Молчала Дарья. Да и могла ли она что-нибудь в ответ сказать, кроме одного, что говорилось в те годы: «На то господская воля».
Только все же где-то в глубине сердца у нее теплилась надежда на добрый случай, а вдруг барыня согласиться отдать ее за Степана.
«На коленях буду барыню просить, как перед иконой стоять», — думала про себя, не зная, что не одна такая девушка, как она, просила и молила господ — только все без пользы. Так вековухами и остались.
И вот вдруг в самый сенокос, когда все собирались в Урал, к господскому дому подошел Степан. И такой он был печальный, убитый горем, что даже сторож Кузьма, давно уж никого и никогда не жалевший, и то вздохнул, глядя на Степана.
Для порядка Кузьма спросил парня, кого ему надо.
— Дедушка родимый!—сразу же начал Степан. — Пособи, сделай милость. Невеста моя тут робит. Меня в солдаты отдают. Дозволь проститься. Может, и не свидимся боле.
И так просил парень старика, Что размякло дедово сердце. Когда же Степан назвал деда отцом родимым — это его-то, бобыля, — вовсе Кузя подобрел и, хоть мог угодить под плети, за то, что чужого в ограду пускает, открыл заветную для Степана калитку.

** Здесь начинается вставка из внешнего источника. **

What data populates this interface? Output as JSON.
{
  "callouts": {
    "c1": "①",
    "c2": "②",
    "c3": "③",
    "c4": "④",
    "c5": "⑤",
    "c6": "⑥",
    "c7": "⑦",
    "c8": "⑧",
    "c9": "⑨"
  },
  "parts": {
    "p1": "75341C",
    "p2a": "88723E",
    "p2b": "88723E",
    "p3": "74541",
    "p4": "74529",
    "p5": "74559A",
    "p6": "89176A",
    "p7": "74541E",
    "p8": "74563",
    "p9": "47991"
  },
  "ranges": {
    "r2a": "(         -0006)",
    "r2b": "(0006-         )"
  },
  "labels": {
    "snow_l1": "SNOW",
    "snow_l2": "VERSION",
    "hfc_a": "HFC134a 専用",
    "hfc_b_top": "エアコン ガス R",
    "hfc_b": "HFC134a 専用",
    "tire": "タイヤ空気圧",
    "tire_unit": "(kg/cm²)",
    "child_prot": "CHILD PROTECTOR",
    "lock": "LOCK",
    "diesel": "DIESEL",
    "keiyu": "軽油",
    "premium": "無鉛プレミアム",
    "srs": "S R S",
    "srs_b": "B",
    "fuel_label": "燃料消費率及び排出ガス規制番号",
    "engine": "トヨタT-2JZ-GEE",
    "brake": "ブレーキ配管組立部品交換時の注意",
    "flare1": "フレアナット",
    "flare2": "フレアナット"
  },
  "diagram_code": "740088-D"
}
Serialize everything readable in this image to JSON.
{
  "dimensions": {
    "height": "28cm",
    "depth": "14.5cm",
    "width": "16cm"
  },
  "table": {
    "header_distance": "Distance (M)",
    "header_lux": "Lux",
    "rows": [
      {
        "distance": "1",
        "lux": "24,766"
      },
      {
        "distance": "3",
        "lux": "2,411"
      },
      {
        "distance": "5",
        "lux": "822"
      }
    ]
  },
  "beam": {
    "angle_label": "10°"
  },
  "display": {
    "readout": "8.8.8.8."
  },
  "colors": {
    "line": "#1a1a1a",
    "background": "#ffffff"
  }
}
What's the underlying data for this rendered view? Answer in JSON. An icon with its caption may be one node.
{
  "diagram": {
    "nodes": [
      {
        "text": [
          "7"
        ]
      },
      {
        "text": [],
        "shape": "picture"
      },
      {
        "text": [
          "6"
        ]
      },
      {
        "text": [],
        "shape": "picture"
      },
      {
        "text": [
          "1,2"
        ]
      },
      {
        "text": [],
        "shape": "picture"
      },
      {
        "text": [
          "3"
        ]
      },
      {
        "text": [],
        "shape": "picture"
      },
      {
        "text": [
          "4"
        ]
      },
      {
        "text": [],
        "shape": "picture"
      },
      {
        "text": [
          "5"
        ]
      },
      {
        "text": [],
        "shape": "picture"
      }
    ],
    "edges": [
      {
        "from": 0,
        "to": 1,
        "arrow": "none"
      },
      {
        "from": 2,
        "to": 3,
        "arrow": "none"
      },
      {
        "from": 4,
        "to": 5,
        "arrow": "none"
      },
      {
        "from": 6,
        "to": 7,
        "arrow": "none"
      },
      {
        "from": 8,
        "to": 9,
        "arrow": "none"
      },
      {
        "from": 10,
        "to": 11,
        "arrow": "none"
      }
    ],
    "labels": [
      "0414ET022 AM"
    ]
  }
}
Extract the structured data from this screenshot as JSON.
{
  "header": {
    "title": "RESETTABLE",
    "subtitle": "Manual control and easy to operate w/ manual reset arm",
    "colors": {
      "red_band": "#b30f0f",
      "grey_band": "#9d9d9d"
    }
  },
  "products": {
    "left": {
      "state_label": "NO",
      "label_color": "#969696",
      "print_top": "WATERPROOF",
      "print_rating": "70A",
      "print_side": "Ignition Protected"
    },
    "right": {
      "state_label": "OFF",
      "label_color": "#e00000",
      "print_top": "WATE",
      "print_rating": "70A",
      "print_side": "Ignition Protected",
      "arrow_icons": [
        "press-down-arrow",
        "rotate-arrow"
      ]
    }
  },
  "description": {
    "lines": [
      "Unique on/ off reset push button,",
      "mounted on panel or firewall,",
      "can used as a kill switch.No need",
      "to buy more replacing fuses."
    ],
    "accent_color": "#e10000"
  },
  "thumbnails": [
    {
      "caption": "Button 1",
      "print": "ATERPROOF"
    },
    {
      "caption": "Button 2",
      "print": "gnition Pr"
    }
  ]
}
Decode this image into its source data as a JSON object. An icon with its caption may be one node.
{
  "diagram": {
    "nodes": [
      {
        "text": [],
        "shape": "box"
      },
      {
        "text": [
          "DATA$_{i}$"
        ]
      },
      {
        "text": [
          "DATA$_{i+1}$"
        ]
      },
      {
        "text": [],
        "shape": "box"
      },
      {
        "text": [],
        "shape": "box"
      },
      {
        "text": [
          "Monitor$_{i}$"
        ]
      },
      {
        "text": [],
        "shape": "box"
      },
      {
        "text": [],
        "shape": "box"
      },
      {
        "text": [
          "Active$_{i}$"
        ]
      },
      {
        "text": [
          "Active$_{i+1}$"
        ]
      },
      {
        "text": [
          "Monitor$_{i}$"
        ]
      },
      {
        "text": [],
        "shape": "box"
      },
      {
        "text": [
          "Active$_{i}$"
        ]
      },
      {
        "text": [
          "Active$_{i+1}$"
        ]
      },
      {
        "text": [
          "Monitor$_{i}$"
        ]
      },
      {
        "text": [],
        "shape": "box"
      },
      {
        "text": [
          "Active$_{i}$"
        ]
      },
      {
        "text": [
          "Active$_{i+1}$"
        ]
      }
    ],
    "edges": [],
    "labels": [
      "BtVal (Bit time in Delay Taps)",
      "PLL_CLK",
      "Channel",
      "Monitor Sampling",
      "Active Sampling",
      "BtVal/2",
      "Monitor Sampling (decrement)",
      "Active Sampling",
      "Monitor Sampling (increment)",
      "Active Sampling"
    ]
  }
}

Окликнул девчонку, проходившую по двору, чтобы она Дарью позвала.
А она на помине легкая — тут же вышла из подвала с узелком в руках. Тоже собиралась на покосы. Остановилась. Поглядела на Степана и по его виду поняла, что какая-то беда с ним приключилась.
— Отойдем в сторонку, — тихонько Степан девушке сказал. — Дело есть...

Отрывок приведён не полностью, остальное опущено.